Second Round
Second Round
Tiger Woods had escaped some tight situations before, but nothing like the one in the second round. He’d just hit a low punch shot out of the trees at No. 14 and as he was walking toward the fairway, down a rain-slick slope, a security officer trying to keep the gallery back slipped on the wet grass and slid into his lower right leg. Woods didn’t go down, but he limped a bit and flexed his ankle. “I’m fine,” Woods said. “It’s all good. Accidents happen, and move on.”
He turned the potential disaster into a birdie, and ended the day just a stroke out of the biggest second-round tie for the lead ever in the Masters.
Fully five players were tied at seven-under 137 — Francesco Molinari, with a 67, Jason Day (67), Brooks Koepka (71), Adam Scott (68) and Louis Oosthuizen (66). Then a shot behind came Woods, Dustin Johnson (70), Justin Harding (69) and Xander Schauffele (65).

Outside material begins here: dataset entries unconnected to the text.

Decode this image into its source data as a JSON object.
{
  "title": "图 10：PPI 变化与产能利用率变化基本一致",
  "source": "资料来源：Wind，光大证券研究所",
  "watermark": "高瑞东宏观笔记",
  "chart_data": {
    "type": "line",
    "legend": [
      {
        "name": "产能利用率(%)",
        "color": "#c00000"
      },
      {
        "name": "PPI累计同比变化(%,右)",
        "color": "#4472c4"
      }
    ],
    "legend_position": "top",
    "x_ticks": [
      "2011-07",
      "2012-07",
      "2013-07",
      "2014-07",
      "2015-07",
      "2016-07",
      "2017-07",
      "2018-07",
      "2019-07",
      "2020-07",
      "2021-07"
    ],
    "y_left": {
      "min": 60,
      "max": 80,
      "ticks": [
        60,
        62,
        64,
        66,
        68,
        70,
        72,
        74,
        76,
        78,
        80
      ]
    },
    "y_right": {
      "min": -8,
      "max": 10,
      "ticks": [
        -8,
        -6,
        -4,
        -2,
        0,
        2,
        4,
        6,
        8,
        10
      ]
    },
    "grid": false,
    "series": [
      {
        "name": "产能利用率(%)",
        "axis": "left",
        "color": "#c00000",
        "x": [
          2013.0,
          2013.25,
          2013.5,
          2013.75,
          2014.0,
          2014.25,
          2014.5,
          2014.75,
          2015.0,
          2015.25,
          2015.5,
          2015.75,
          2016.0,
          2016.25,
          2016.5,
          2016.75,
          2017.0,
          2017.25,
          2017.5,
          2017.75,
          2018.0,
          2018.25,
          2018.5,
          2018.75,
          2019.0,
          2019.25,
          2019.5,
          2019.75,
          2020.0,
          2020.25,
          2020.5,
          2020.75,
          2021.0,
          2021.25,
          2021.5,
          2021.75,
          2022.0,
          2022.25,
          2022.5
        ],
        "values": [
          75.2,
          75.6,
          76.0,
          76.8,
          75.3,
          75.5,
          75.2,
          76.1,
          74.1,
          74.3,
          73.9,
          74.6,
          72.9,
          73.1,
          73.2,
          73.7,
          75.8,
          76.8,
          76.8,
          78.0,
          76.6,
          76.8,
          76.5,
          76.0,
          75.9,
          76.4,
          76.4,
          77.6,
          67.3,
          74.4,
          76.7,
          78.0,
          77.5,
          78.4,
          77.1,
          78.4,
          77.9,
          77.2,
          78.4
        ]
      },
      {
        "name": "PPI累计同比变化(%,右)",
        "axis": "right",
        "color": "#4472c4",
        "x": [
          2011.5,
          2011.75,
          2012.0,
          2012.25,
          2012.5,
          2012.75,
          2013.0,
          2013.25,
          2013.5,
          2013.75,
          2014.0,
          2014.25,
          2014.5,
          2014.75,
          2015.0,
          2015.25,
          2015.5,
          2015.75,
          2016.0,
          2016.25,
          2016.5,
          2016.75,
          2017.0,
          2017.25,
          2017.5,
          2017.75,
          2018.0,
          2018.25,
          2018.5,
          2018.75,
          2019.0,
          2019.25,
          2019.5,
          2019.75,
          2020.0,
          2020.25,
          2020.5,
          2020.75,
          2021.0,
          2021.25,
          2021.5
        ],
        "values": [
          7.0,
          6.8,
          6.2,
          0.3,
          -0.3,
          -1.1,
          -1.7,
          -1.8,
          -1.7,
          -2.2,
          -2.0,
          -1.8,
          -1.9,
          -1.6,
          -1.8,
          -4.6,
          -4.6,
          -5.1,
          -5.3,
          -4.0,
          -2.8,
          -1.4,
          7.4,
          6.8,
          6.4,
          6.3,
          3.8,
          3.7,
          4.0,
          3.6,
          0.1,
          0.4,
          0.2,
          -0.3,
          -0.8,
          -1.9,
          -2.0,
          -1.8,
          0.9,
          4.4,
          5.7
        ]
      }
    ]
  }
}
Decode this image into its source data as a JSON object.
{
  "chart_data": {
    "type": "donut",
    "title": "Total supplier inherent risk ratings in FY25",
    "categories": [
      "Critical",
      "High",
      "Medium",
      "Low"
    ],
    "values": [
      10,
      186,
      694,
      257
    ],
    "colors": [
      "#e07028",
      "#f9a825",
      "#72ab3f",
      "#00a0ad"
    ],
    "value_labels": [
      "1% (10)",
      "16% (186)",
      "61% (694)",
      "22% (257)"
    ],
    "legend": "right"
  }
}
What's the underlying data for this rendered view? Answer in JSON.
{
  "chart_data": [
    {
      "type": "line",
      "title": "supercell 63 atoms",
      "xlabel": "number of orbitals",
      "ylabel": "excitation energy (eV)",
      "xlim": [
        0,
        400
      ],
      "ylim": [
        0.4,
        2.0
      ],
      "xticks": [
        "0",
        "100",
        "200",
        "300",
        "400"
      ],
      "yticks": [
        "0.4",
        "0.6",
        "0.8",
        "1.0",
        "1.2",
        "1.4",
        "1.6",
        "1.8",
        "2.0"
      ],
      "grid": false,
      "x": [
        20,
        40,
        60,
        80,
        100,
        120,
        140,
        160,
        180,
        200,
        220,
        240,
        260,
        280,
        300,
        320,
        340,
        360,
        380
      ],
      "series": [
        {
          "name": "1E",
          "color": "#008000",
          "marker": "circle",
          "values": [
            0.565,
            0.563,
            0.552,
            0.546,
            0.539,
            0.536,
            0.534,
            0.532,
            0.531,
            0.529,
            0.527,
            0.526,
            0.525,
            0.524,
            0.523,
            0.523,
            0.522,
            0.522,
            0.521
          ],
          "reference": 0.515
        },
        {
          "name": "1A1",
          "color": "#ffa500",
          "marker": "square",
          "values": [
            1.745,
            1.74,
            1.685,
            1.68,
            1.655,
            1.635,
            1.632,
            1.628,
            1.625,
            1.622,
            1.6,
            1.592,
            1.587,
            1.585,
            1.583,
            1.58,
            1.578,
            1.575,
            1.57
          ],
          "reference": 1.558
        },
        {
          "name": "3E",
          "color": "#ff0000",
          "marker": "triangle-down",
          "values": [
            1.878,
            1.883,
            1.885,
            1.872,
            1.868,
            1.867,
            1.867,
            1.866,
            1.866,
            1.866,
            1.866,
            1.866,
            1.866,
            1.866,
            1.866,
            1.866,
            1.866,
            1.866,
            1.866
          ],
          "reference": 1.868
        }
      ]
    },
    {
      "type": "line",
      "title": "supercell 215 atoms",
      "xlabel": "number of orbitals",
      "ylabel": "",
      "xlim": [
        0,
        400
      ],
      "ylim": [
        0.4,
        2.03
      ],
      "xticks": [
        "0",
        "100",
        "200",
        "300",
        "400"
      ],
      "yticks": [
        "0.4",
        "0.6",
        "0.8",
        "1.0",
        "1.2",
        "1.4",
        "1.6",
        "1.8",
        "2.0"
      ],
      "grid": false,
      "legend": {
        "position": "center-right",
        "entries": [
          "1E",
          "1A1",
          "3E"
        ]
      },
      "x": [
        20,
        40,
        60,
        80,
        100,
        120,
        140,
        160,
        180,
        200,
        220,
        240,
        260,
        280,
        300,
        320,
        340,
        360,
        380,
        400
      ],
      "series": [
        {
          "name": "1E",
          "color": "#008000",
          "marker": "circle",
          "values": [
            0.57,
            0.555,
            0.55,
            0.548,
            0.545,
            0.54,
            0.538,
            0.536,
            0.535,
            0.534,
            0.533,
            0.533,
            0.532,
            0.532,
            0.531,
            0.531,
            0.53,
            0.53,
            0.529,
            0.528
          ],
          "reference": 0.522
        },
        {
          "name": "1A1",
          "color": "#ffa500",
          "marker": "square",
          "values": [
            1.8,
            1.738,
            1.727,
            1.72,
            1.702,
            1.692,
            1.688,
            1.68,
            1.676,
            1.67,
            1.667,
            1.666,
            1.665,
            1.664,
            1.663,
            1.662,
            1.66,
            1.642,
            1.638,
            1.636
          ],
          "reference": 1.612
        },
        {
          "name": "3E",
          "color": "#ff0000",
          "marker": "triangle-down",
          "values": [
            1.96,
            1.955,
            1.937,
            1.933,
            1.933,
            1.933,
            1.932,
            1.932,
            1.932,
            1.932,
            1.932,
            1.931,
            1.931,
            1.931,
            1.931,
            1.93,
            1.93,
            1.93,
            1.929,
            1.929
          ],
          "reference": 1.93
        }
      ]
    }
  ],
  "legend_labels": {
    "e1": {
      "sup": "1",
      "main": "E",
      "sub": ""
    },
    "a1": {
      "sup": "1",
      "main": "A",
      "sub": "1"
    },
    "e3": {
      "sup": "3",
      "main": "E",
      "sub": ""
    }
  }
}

“This is really stacked,” said Scott, the 2013 Masters champion. “I think it’s going to be an incredible weekend … As a golf fan, I like it. As a player, I’d rather be like six in front or something.”
Scott, who hadn’t won in three years, eagled the par-five 15th on a two iron to five feet and was the only player to get to eight under. But he bogeyed the par-three 16th, missing his par from three feet.
Looking forward to third-round strategy? Oosthuizen cautioned prudent play. “Not try too much and play yourself out of the tournament,” he said. “You just want to have a decent round and then Sunday there are a lot of holes where you want to be very aggressive.”
Day considered himself fortunate that he could even get through two rounds with his painful back. He recounted bending to kiss his little daughter just before his tee time in the first round, then barely making it to the tee. And then on the way between holes telling his caddie, “Luke, I said, ‘If this stays the same pain as it was on the putting green, I’ll probably end up withdrawing.” But he hung on for a courageous 67, matching Molinari, the 2018 Open champion. Molinari worked Augusta National from the ground up when he caddied for his older brother, Edoardo, the 2005 U.S. Amateur champion, in the 2006 Masters. Said Molinari, the only one of the top nine to go bogey-free in the round: “I know that I need to keep doing what I do … and see if anyone can beat me.”
Koepka twitted himself on the wild start to his 71. After a birdie at No. 1: “Just kind of No. 2 — I don’t know what happened there. Pulled a drive and hit it a little off the toe and went in the trees. But stayed in the trees for a while and made seven.” Someone noted that Jack Nicklaus warned against going left at No. 2.
“What’s down there?” a writer asked. “There’s a creek,” Koepka said. “Were you in the creek?” “No. I was in the pine straw, then hit the tree, bounced on the cart path, went all the way down into the hazard … and then you know, took a drop, punched out and hit on the green and two putted.”
Dustin Johnson, World No. 2, was doing an impressive job of bronco-busting, pulling his fractious colt of a game back into line. He hit only six of the 14 driving fairways and nine greens in the second round, bogeyed just once and birdied three times for that 70, a shot out of the logjam lead.
Rory McIlroy, after that six-bogey 73 in the first round, regrouped for a fragmented 71 that included two birdies, an eagle and three bogeys and trailed by seven shots, but also by 35 players. “To be here on the weekend and only be seven back,” McIlroy said, “I’m really pleased.”
Woods was one under on the front after alternating three birdies and two bogeys over six holes from No. 4. Coming in, he birdied the 11th, then holed the 30-footers at 14 and 15. He had a heart-stopping 68 that shattered the soft Georgia air. He missed two eight-footers for birdie on the back nine, but rolled in back-to-back 30-footers for birdies at 14 and 15. “It feels like I played my own way back into the tournament,” Woods said. “I was just very patient today, felt very good.”
The second round came to a close with Woods just one stroke out of the lead — the closest after 36 holes in a major since the 2013 Open Championship. “The last three majors,” Woods said, feeling the quickening, “I’ve been right there.”
Second-round leaders: Francesco Molinari 67–137, Jason Day 67–137, Brooks Koepka 71–137, Adam Scott 68–137, Louis Oosthuizen 66–137, Dustin Johnson 70–138, Justin Harding 69–138, Xander Schauffele 65–138, Tiger Woods 68–138.